Swartz: “Certainly, if you’re in an entry-level job, the way to get noticed is to do a better job than the people around you. Make the effort. I used to get in trouble because I kept asking for more and more responsibility.”
Zhao: “More work and less play in college and graduate school—learn as much (physics, etc.) as you can when you are a student because you will have very little time to learn anything systematically after you start working. Practice as much as possible, i.e. get involved in real projects. Keep learning and being innovative all the time. Develop good connections.”
Zhukovsky: “Work hard!”
9. How do you see the future of cryogenics and/or superconductivity?
Howland: “We keep learning about ways to use and handle the cold stuff, better insulation material and techniques, more applications like food freezing, food processing, superconductivity, environmental test, oil well treatment and even into special effects. I think the industry is as viable and has as much potential as it ever has.”
Kittel: “The future? It always seems that cryogenics is about to have a large impact on society (high speed computing, energy storage and transmission, etc.), but improvements in ambient temperature technology and the high cost of cryogenics slows its adoption. With improved efficiency, new materials and new techniques, the prospects are good. In the short term, the shortage of both 3He and 4He are challenges.”
McNamara: “Based on the current needs of cryogenics through either space programs, superconductivity, or electronics, there appears to be a great need for new and experienced engineers to enter this field.”
Missig: “The cornerstones of new developments are upgraded materials and sensors. One must stay current with new material and sensor technology for use in cryogenics. New materials and sensors, coupled with computers, tend to keep improving processes in performance and efficiency in many fields including cryogenics. In the future, I believe there will be more breakthroughs in technology and more applications for cryogenics.”

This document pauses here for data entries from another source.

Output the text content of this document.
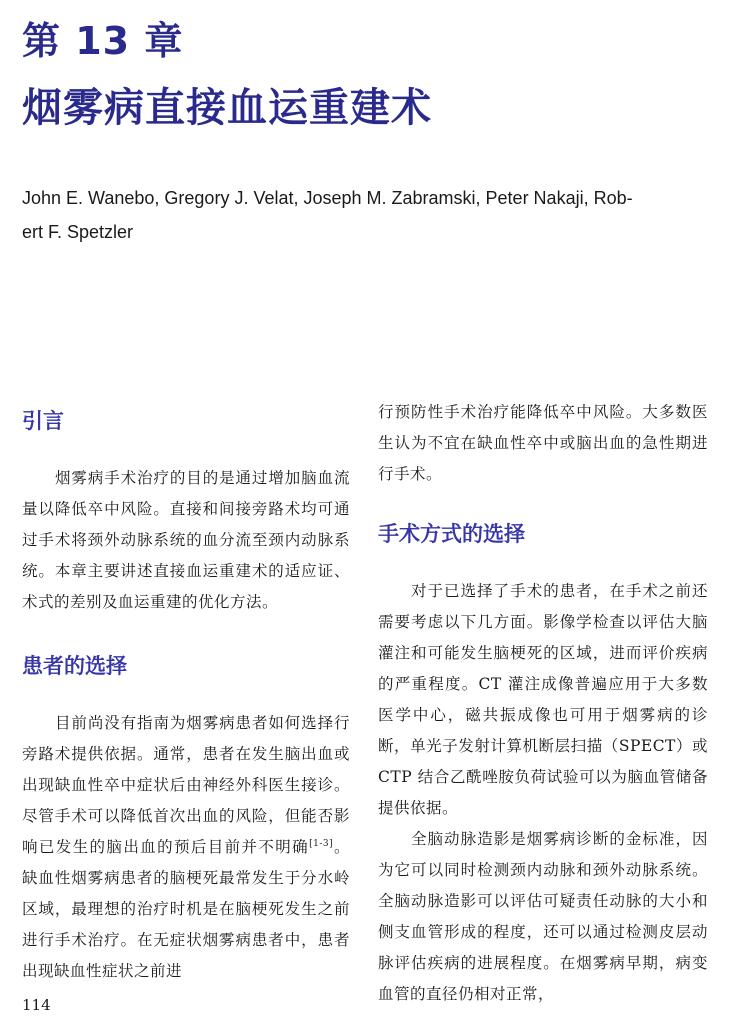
第 13 章
烟雾病直接血运重建术
John E. Wanebo, Gregory J. Velat, Joseph M. Zabramski, Peter Nakaji, Rob-
ert F. Spetzler
引言

烟雾病手术治疗的目的是通过增加脑血流量以降低卒中风险。直接和间接旁路术均可通过手术将颈外动脉系统的血分流至颈内动脉系统。本章主要讲述直接血运重建术的适应证、术式的差别及血运重建的优化方法。

患者的选择

目前尚没有指南为烟雾病患者如何选择行旁路术提供依据。通常，患者在发生脑出血或出现缺血性卒中症状后由神经外科医生接诊。尽管手术可以降低首次出血的风险，但能否影响已发生的脑出血的预后目前并不明确[1-3]。缺血性烟雾病患者的脑梗死最常发生于分水岭区域，最理想的治疗时机是在脑梗死发生之前进行手术治疗。在无症状烟雾病患者中，患者出现缺血性症状之前进

行预防性手术治疗能降低卒中风险。大多数医生认为不宜在缺血性卒中或脑出血的急性期进行手术。

手术方式的选择

对于已选择了手术的患者，在手术之前还需要考虑以下几方面。影像学检查以评估大脑灌注和可能发生脑梗死的区域，进而评价疾病的严重程度。CT 灌注成像普遍应用于大多数医学中心，磁共振成像也可用于烟雾病的诊断，单光子发射计算机断层扫描（SPECT）或 CTP 结合乙酰唑胺负荷试验可以为脑血管储备提供依据。

全脑动脉造影是烟雾病诊断的金标准，因为它可以同时检测颈内动脉和颈外动脉系统。全脑动脉造影可以评估可疑责任动脉的大小和侧支血管形成的程度，还可以通过检测皮层动脉评估疾病的进展程度。在烟雾病早期，病变血管的直径仍相对正常，

114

Roth: “I see the applications of cryogenic technology being closer and closer to the consumer market in the supply of bulk LNG for fuels and the energy market as a whole.”
Rottier: “The future looks outstanding! LNG demand is growing exponentially. Cryopreservation applications continue to grow faster than the industrial segments and is normally counter-cyclical during recessions. As the developing economies grow, their demand for industrial gases will be at multiples of their GDP.”

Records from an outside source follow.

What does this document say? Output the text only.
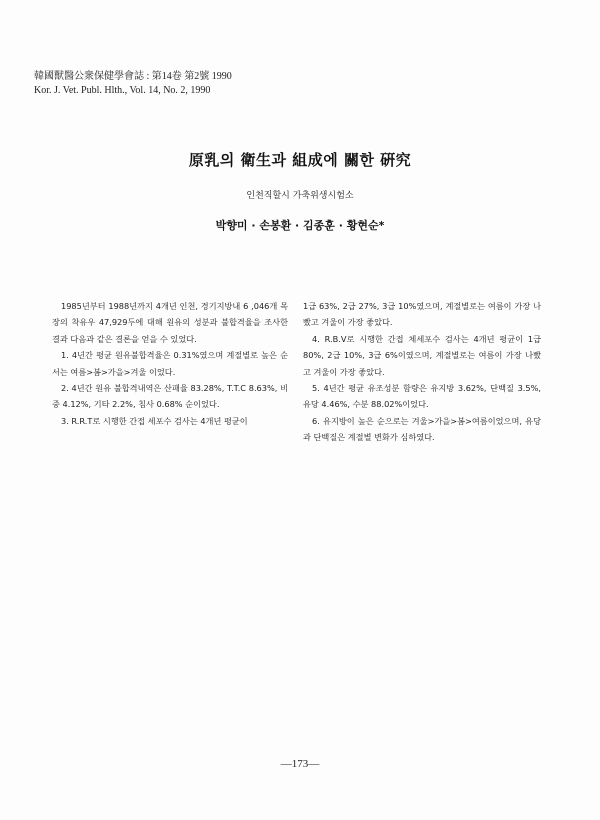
韓國獸醫公衆保健學會誌 : 第14卷 第2號 1990
Kor. J. Vet. Publ. Hlth., Vol. 14, No. 2, 1990
原乳의 衛生과 組成에 關한 硏究
인천직할시 가축위생시험소
박향미 · 손봉환 · 김종훈 · 황현순*

1985년부터 1988년까지 4개년 인천, 경기지방내 6 ,046개 목장의 착유우 47,929두에 대해 원유의 성분과 불합격율을 조사한 결과 다음과 같은 결론을 얻을 수 있었다.

1. 4년간 평균 원유불합격율은 0.31%였으며 계절별로 높은 순서는 여름>봄>가을>겨울 이었다.

2. 4년간 원유 불합격내역은 산패율 83.28%, T.T.C 8.63%, 비중 4.12%, 기타 2.2%, 침사 0.68% 순이었다.

3. R.R.T로 시행한 간접 세포수 검사는 4개년 평균이

1급 63%, 2급 27%, 3급 10%였으며, 계절별로는 여름이 가장 나빴고 겨울이 가장 좋았다.

4. R.B.V로 시행한 간접 체세포수 검사는 4개년 평균이 1급 80%, 2급 10%, 3급 6%이였으며, 계절별로는 여름이 가장 나빴고 겨울이 가장 좋았다.

5. 4년간 평균 유조성분 함량은 유지방 3.62%, 단백질 3.5%, 유당 4.46%, 수분 88.02%이었다.

6. 유지방이 높은 순으로는 겨울>가을>봄>여름이었으며, 유당과 단백질은 계절별 변화가 심하였다.

—173—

Swartz: “Most scientists are always going to measure some sample parameter as a function of temperature, normally reciprocal temperature using the Kelvin temperature scale. By going down to cryogenic temperatures, the scientist can easily obtain data covering three orders of magnitude (or more) in reciprocal temperature. Conversely, by going above room temperature, the scientist cannot even reach one decade change in temperature on the Kelvin scale. So I would say that the future of cryogenics will continue to be bright.”

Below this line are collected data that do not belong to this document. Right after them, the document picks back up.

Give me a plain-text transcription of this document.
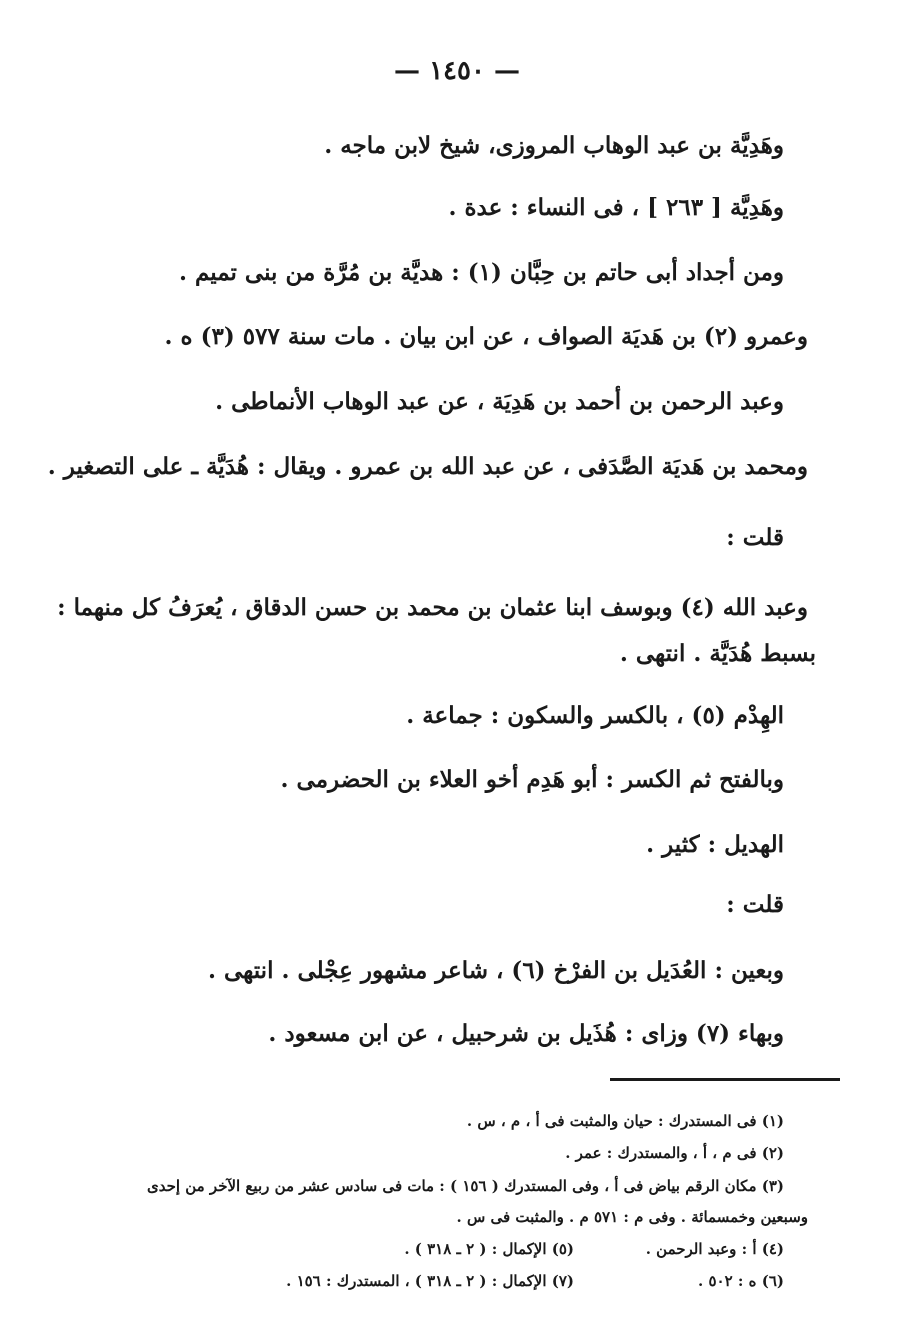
— ١٤٥٠ —
وهَدِيَّة بن عبد الوهاب المروزى، شيخ لابن ماجه .
وهَدِيَّة [ ٢٦٣ ] ، فى النساء : عدة .
ومن أجداد أبى حاتم بن حِبَّان (١) : هديَّة بن مُرَّة من بنى تميم .
وعمرو (٢) بن هَديَة الصواف ، عن ابن بيان . مات سنة ٥٧٧ (٣) ه .
وعبد الرحمن بن أحمد بن هَدِيَة ، عن عبد الوهاب الأنماطى .
ومحمد بن هَديَة الصَّدَفى ، عن عبد الله بن عمرو . ويقال : هُدَيَّة ـ على التصغير .
قلت :
وعبد الله (٤) وبوسف ابنا عثمان بن محمد بن حسن الدقاق ، يُعرَفُ كل منهما :
بسبط هُدَيَّة . انتهى .
الهِدْم (٥) ، بالكسر والسكون : جماعة .
وبالفتح ثم الكسر : أبو هَدِم أخو العلاء بن الحضرمى .
الهديل : كثير .
قلت :
وبعين : العُدَيل بن الفرْخ (٦) ، شاعر مشهور عِجْلى . انتهى .
وبهاء (٧) وزاى : هُذَيل بن شرحبيل ، عن ابن مسعود .
(١) فى المستدرك : حيان والمثبت فى أ ، م ، س .
(٢) فى م ، أ ، والمستدرك : عمر .
(٣) مكان الرقم بياض فى أ ، وفى المستدرك ( ١٥٦ ) : مات فى سادس عشر من ربيع الآخر من إحدى
وسبعين وخمسمائة . وفى م : ٥٧١ م . والمثبت فى س .
(٤) أ : وعبد الرحمن .
(٥) الإكمال : ( ٢ ـ ٣١٨ ) .
(٦) ه : ٥٠٢ .
(٧) الإكمال : ( ٢ ـ ٣١٨ ) ، المستدرك : ١٥٦ .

Zhao: “Never dying, just evolving—so you must keep learning, keep moving and keep the leading position to survive.”
Zhukovsky: “I think that there will be the development of more powerful and reliable cryocoolers, the decreasing of liquid helium consumption and the wide industrial application of superconducting electrical cables. I see much more usage of superconductivity (and cryogenics) in medical treatment and research (not only for MRI and NMR).”